It was at the era of the Reformation, that the unhappy divisions in Ireland were productive of the most unfortunate consequences with regard to her subsequent prosperity. A proof was afforded then, as it has been in the present day, that revolution is advantageous only to a people who are suficiently advanced to appreciate its blessings. It is probable that, at the time of the Reformation, great numbers of the lower orders in Ireland were so immersed in ignorance as not to have forsaken paganism. A catholic seminary which had been established at Armagh, and which had sent forth enlightened pastors, had been overthrown amid surrounding troubles; and it became afterwards impracticable to obtain a sufficient supply of ministers. In many places, also, the church lands were appropriated by lay men, and the people were left for ages without instruction. It was not at a time when the body of the people were ignorant of all religion, that so material a change as the Reformation was likely to take effect among them. Of the native Irish, the major part had never seen Englishmen, and had heard of them only by their oppression. The adoption of the new religion by the English was, therefore, in their eyes, a weighty objection to it. Another circumstance formed a strong obstacle to the progress of the Reformation: none of its advocates were acquainted with the Irish language, which at that time was the sole dialect of three fourths of the country. Accordingly, the idea of introducing the new religion into Ireland does not seem to have been entertained at all for some time. In Elizabeth's reign, zealous application was made by Sir Henry Sidney, that persons competent to instruct the natives in their own tongue should be sent over.
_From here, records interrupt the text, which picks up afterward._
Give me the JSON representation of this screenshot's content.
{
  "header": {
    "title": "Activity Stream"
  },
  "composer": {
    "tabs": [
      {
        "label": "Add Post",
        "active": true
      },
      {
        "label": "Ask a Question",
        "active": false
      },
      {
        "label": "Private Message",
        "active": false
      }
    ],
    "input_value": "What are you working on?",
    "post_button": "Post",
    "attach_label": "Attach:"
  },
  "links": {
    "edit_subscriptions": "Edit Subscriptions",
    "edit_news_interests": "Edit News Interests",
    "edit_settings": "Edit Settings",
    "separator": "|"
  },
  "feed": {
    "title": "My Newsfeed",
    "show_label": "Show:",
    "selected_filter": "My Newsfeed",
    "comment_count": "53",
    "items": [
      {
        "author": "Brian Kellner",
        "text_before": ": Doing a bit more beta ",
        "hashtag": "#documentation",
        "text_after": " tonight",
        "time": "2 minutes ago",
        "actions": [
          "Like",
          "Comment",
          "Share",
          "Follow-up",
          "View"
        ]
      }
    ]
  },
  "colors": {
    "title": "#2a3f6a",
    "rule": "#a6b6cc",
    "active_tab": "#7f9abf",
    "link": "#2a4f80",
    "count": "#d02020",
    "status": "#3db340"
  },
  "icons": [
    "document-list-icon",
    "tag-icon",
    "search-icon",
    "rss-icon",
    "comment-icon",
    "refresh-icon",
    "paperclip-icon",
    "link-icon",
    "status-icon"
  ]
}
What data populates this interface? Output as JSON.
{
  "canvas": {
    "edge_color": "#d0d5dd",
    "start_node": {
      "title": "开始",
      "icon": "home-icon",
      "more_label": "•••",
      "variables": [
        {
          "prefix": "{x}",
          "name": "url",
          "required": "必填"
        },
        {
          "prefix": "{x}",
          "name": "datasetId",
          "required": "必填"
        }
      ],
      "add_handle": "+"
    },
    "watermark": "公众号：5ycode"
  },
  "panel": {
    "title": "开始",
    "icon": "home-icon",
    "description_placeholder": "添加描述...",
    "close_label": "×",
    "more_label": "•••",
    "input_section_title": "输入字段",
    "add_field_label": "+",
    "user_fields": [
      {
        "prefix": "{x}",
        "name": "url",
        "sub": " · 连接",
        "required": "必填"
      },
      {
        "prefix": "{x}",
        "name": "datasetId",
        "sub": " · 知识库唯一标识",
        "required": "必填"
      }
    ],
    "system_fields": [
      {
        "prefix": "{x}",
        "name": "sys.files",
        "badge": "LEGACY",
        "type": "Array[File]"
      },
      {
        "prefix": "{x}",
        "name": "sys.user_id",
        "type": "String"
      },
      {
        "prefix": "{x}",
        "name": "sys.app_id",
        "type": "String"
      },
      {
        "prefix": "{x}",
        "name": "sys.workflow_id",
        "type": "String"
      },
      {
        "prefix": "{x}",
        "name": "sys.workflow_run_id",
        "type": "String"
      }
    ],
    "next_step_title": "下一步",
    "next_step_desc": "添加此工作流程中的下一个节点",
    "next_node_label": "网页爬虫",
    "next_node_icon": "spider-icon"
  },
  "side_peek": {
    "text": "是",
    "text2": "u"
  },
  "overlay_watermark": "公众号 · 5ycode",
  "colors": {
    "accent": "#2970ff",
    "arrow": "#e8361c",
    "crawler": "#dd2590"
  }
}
His zeal appears to have been unsupported; but had his advice been followed, it is not improbable that the majority of the Irish nation would have become sincere and industrious protestants. Mismanaged as the attempts at reformation were, they served only to confirm the native Irish in their attachment to the church of Rome. The pope, turning their divided situation to account, re. ceived them under his sacred protection, and seemed to assume the character of temporal prince in addition to that of spiritual father. This delusion was confirmed by the Irish priests; who, being discouraged from attending our universities, received their education abroad. It is a serious truth, that even at the present day, catholics consider themselves as excluded from the Dublin university; for, though they are permitted to attend lectures, they are not allowed to take degrees, a disability which is most repugnant to the feelings of spirited men. The college of Maynooth is but a partial good, and by no means on a scale of adequate extent. “Is it now asked,” says Mr. Dewar, (p. 142.) “ what means are most likely to increase the converts to protestantism in Ireland ? I answer, the diffusion of education through the medium of their own language. This is the way to moral improvement, and that being once accomplished, we may safely presume that religious improvement is not far behind."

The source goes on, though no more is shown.